A few pictures of the "pre-accident" me:
The after accident me:
Me in rehab. Even though I didn't feel pretty at all, I always tried to smile in every picture. Whenever I look back at pictures from rehab, I realize how far I've come since then, and that makes me feel happy.
If you notice in all of the pictures of me from rehab, I have something taped to the left side of my glasses. I had double vision after my car accident. The patch on my glasses lens was to hopefully strengthen my eyes so that they would be able to focus together again. As ridiculous a it looked, it made it easier to see if I was only seeing one of everything, instead of two.

Another thing that frustrated me was to never be able to get comfortable. I was always uncomfortable, whether I was lying in bed, or sitting in my wheelchair. Although I was sometimes more comfortable than at other times, I never felt completely comfortable and I was always in some sort of pain or discomfort. My neck muscles were very weak on the right side of my neck (since that's the way my neck broke) so my head always leaned/listed to the right. No one seemed to ever be able to position my head in a way that was comfortable, and this was very frustrating. (My neck muscles have gotten stronger since that time, but it's still impossible for me to hold my head up straight.)
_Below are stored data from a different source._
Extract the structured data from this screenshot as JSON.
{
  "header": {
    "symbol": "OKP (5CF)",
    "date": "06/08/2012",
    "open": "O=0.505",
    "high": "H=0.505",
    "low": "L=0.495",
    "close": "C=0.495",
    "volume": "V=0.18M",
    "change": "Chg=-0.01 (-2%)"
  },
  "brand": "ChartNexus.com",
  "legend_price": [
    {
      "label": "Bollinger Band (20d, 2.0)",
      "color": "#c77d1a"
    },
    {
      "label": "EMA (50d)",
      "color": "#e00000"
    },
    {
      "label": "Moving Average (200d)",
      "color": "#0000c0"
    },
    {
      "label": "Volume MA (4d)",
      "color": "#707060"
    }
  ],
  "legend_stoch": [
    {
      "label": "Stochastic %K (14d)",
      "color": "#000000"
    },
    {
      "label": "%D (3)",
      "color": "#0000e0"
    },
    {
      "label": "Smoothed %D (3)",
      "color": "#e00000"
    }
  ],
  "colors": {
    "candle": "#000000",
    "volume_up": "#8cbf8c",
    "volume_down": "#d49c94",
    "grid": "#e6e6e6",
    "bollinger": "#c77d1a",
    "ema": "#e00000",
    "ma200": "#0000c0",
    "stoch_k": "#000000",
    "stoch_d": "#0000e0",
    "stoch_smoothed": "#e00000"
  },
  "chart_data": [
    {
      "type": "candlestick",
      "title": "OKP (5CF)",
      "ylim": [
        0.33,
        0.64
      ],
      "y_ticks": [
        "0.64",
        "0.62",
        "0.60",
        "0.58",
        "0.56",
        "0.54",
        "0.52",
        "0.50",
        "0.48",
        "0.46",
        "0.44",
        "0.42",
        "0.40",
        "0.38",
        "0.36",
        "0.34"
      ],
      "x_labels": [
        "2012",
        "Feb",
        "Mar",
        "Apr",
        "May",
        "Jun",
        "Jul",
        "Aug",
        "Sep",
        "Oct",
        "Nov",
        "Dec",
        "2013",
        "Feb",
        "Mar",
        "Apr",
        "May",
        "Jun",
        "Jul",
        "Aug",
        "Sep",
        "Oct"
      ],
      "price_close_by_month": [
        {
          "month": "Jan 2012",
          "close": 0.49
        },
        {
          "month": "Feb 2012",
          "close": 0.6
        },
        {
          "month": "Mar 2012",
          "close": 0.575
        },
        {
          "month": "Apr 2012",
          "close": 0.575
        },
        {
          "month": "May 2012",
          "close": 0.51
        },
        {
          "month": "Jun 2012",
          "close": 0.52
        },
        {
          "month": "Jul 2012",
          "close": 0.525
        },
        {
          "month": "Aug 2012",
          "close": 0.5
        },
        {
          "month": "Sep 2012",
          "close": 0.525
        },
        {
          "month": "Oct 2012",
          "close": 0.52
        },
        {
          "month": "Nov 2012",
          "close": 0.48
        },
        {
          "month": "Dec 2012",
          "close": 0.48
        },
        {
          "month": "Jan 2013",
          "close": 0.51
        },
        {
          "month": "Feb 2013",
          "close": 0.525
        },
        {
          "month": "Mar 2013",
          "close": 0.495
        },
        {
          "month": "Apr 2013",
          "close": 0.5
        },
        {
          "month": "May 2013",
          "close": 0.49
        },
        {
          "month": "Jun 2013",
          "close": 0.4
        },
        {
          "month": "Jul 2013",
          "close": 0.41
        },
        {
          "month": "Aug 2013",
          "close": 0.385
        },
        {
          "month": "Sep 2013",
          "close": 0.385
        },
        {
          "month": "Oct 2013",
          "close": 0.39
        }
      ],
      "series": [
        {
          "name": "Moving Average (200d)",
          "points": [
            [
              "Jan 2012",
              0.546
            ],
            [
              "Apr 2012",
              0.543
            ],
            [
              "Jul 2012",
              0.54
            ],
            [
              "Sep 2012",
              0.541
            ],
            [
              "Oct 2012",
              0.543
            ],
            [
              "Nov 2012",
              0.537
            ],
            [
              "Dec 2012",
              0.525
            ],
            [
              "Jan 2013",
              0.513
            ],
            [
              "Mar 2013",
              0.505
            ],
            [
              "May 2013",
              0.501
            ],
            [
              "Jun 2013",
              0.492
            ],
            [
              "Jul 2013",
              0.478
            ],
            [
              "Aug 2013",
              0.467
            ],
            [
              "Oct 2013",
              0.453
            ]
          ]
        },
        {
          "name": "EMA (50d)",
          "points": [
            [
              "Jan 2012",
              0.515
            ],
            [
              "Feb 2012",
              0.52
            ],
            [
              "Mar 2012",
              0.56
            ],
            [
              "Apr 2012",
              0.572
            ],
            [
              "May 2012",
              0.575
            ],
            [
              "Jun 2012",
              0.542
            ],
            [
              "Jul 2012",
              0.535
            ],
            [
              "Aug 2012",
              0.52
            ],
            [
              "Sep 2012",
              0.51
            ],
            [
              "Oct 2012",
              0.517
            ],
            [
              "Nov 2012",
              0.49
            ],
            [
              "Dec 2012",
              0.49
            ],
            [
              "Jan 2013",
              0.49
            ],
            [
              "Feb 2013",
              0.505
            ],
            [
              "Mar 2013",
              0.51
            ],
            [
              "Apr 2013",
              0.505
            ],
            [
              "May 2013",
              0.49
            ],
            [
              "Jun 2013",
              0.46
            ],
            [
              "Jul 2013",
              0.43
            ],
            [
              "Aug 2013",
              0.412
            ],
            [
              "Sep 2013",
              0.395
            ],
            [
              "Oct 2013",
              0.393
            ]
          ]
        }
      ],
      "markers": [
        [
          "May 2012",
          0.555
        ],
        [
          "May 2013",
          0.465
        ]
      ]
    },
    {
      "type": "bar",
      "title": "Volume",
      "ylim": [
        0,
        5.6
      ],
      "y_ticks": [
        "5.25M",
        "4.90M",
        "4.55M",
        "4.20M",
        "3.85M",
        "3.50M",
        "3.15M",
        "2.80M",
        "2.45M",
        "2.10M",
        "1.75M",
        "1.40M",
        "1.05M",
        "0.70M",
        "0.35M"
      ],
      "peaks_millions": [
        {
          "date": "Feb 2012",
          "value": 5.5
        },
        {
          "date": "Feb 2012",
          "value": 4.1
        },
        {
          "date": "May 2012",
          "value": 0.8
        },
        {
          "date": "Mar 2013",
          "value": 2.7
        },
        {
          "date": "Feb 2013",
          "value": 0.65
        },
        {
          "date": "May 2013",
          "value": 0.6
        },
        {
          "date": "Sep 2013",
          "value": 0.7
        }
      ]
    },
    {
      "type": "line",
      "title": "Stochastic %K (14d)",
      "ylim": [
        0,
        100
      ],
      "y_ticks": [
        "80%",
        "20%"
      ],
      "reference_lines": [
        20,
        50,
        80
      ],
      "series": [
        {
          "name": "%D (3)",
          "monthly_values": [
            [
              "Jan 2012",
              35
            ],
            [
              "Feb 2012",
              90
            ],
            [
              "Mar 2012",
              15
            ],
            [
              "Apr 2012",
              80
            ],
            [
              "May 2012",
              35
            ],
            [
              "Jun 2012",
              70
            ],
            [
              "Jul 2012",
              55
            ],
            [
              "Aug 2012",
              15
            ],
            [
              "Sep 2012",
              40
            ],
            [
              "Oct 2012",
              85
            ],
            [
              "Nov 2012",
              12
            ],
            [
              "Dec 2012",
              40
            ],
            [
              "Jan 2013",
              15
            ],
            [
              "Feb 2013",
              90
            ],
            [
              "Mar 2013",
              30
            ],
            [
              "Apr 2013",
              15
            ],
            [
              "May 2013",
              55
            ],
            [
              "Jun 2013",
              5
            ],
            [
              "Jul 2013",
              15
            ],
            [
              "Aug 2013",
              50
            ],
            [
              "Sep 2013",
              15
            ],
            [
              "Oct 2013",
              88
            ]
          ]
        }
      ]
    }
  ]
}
The absolute worst time of day was when my mom would leave for the evening. (I've already said that if I would've had things my way, I would've wanted my mom to stay with me 24/7, but I knew that it was important that she have a little time for herself, especially since she was devoting so much of her time to being with me.) I got so lonely in the evenings, and it was tough to not have someone with me who could help me get comfortable or do things for me that I obviously couldn't do for myself. My mom usually left for her apartment around 7 PM. I always worried about my mom taking a cab to her apartment since the apartment wasn't in the best part of town. So, when she would get safely back to her apartment she would call the telephone in my room and let it ring several times so that I would know that she had gotten home safely. I always felt better when I heard my telephone ring so I knew she was safe.

More to come...

4 comments:

Tyler and Jen said...

You are a gorgeous girl, inside and out!

Loretta Valenta said...

Heather, I think it is so wonderful that you are writing about your experiences and that you do it so honestly. I like it that you answer questions in your writing that I have thought about. Yes, I did wonder what was over your left eye in the pictures and today you told me! You already know that I wondered how you typed your blog! I am still fascinated by that! Thank you for sharing. Knowing what you have endured makes you that much MORE beautiful -- inside and out!

Laura said...

Heather, you are beautiful and amazing and I love you.

Michelle said...

Heather, I'm afraid I'm at risk of becoming highly repetitive in my commenting, but these posts are fascinating! I have been clueless, until now, as to what you went through during all that time and now I can learn. You, my dear, are nothing short of amazing and the more I read about your experiences, the more that is proven true!